“They sound unpleasant.”
“They are—very,” agreed Lady Susan with her jolly laugh. “The question under discussion is whether we all eventually have to pay up for our misdeeds—even in this world.”
“I think we do—in some form or another,” said Tempest quietly. “Only perhaps we don’t always recognise the penalty, as a penalty, when it comes.”
“Then it seems rather a waste, doesn’t it?” suggested Brett idly.
The rector’s quiet eyes rested on the speaker.
“I don’t think so. If we recognised it as a punishment, we should probably resent it so much that it wouldn’t do us any good—just as spanking doesn’t really do a child any good but only rouses its naughty temper. Whereas when it comes unrecognised, even though it may be the outcome of our own mistaken actions, it educates and changes us—does, in fact, just what punishment is really designed to do, acts as a remedial force. I think God often works like that.”

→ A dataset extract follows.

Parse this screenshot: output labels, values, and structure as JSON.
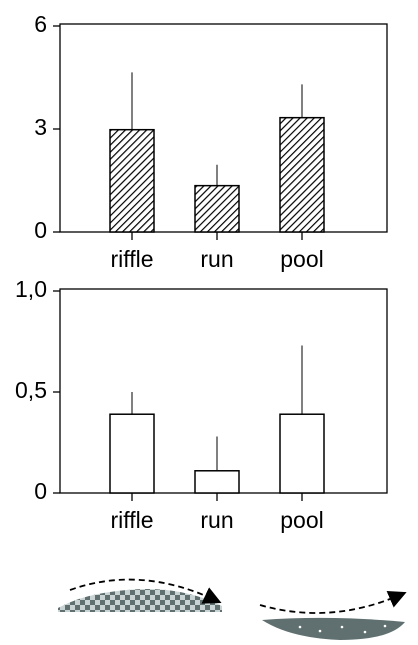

“Only, sometimes, the sinner isn’t the only one who pays,” threw in Coventry shortly.
“He’s the only one who doesn’t pay, generally speaking,” answered Brett, with a grin. “He flourishes like a green bay tree instead. I never dream of paying for my sins,” he added cheerfully.
Tempest smiled—that tolerant, good-humoured smile of his which always took the sting out of anything he might say.
“You’re not at the end of life yet, Mr. Forrester,” he observed quietly.